Down Highway 14 a few miles, the students stopped at Wheat Growers. There, they learned how grain is planted, maintained and harvested, before being shipped all over the world. They also learned that the small brown kernels of wheat are ground into flour, which is used around the world to make a wide range of baking products.
Jungemann Sheep Farm
Then it was on to the sheep farm. There, the students got a presentation on noxious weeds from the S.D. Dept. of Ag’s Weed Board, how to recognize them and how to prevent their spread.
MaryLiz’s daughter Eryn Schlotte led a group of students to an area where Larry Bramstead of Harrisburg was shearing the farm’s 100 head of sheep. After watching one ewe lose her winter coat, Schlotte showed the students a fleece, and told them that a pound of wool will make 10 miles of yarn.
“Did you know,” Schlotte asked the students, “that there are 450 yards of yarn in every baseball?”

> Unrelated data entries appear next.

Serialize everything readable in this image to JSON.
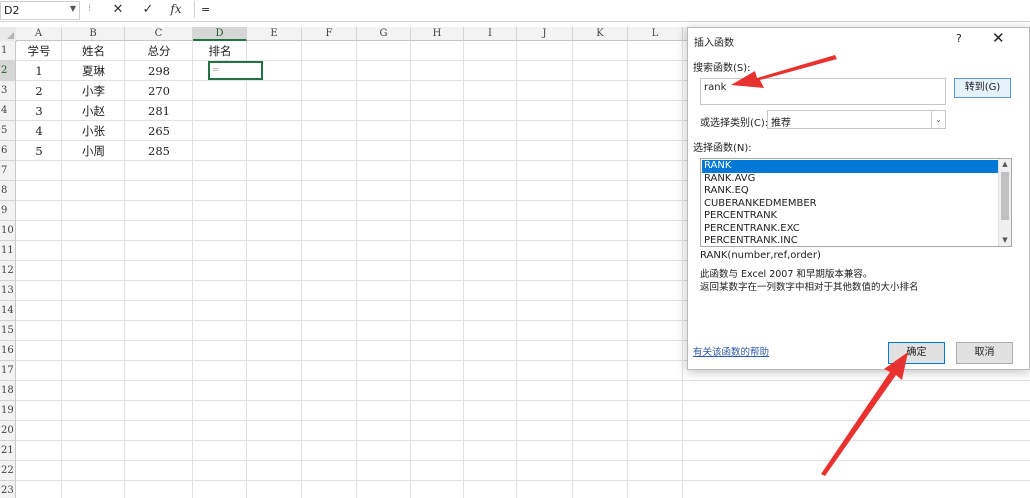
{
  "formula_bar": {
    "name_box": "D2",
    "separator": "⁝",
    "cancel_glyph": "✕",
    "enter_glyph": "✓",
    "fx_label": "fx",
    "formula": "="
  },
  "columns": [
    "A",
    "B",
    "C",
    "D",
    "E",
    "F",
    "G",
    "H",
    "I",
    "J",
    "K",
    "L"
  ],
  "rows": [
    "1",
    "2",
    "3",
    "4",
    "5",
    "6",
    "7",
    "8",
    "9",
    "10",
    "11",
    "12",
    "13",
    "14",
    "15",
    "16",
    "17",
    "18",
    "19",
    "20",
    "21",
    "22",
    "23"
  ],
  "selected_column": "D",
  "selected_row": "2",
  "active_cell": {
    "ref": "D2",
    "value": "="
  },
  "table": {
    "headers": [
      "学号",
      "姓名",
      "总分",
      "排名"
    ],
    "data": [
      [
        "1",
        "夏琳",
        "298"
      ],
      [
        "2",
        "小李",
        "270"
      ],
      [
        "3",
        "小赵",
        "281"
      ],
      [
        "4",
        "小张",
        "265"
      ],
      [
        "5",
        "小周",
        "285"
      ]
    ]
  },
  "dialog": {
    "title": "插入函数",
    "help": "?",
    "close": "✕",
    "search_label": "搜索函数(S):",
    "search_value": "rank",
    "go_button": "转到(G)",
    "category_label": "或选择类别(C):",
    "category_value": "推荐",
    "category_arrow": "⌄",
    "function_label": "选择函数(N):",
    "functions": [
      "RANK",
      "RANK.AVG",
      "RANK.EQ",
      "CUBERANKEDMEMBER",
      "PERCENTRANK",
      "PERCENTRANK.EXC",
      "PERCENTRANK.INC"
    ],
    "selected_function": "RANK",
    "scroll_up": "▲",
    "scroll_down": "▼",
    "syntax": "RANK(number,ref,order)",
    "description_line1": "此函数与 Excel 2007 和早期版本兼容。",
    "description_line2": "返回某数字在一列数字中相对于其他数值的大小排名",
    "help_link": "有关该函数的帮助",
    "ok_button": "确定",
    "cancel_button": "取消"
  },
  "annotation_color": "#e8322f"
}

She also shared that wool is used to make clothing and blankets with yarn, and that lanolin, a naturally occurring product on the wool, is removed and used in lotion and face cream.
All in all it was a full day of learning and fresh air for the students and staff.
Stotz said that it was good for the students to see the work that goes into the food they eat, the clothes they wear and products they use every day.
“Sometimes ag gets a bad name,” she said. “Many kids, even here in rural South Dakota, have never been on a farm and see where things begin and have little understanding what happens to make those products.”
She added that there is no way that the day-long event would have been possible, without a long list of sponsors who donated resources to enhance the learning process, including take home items on sheep production, dairy products and much more.
When they got back, each student had a better understanding of where their breakfast this morning had its beginning.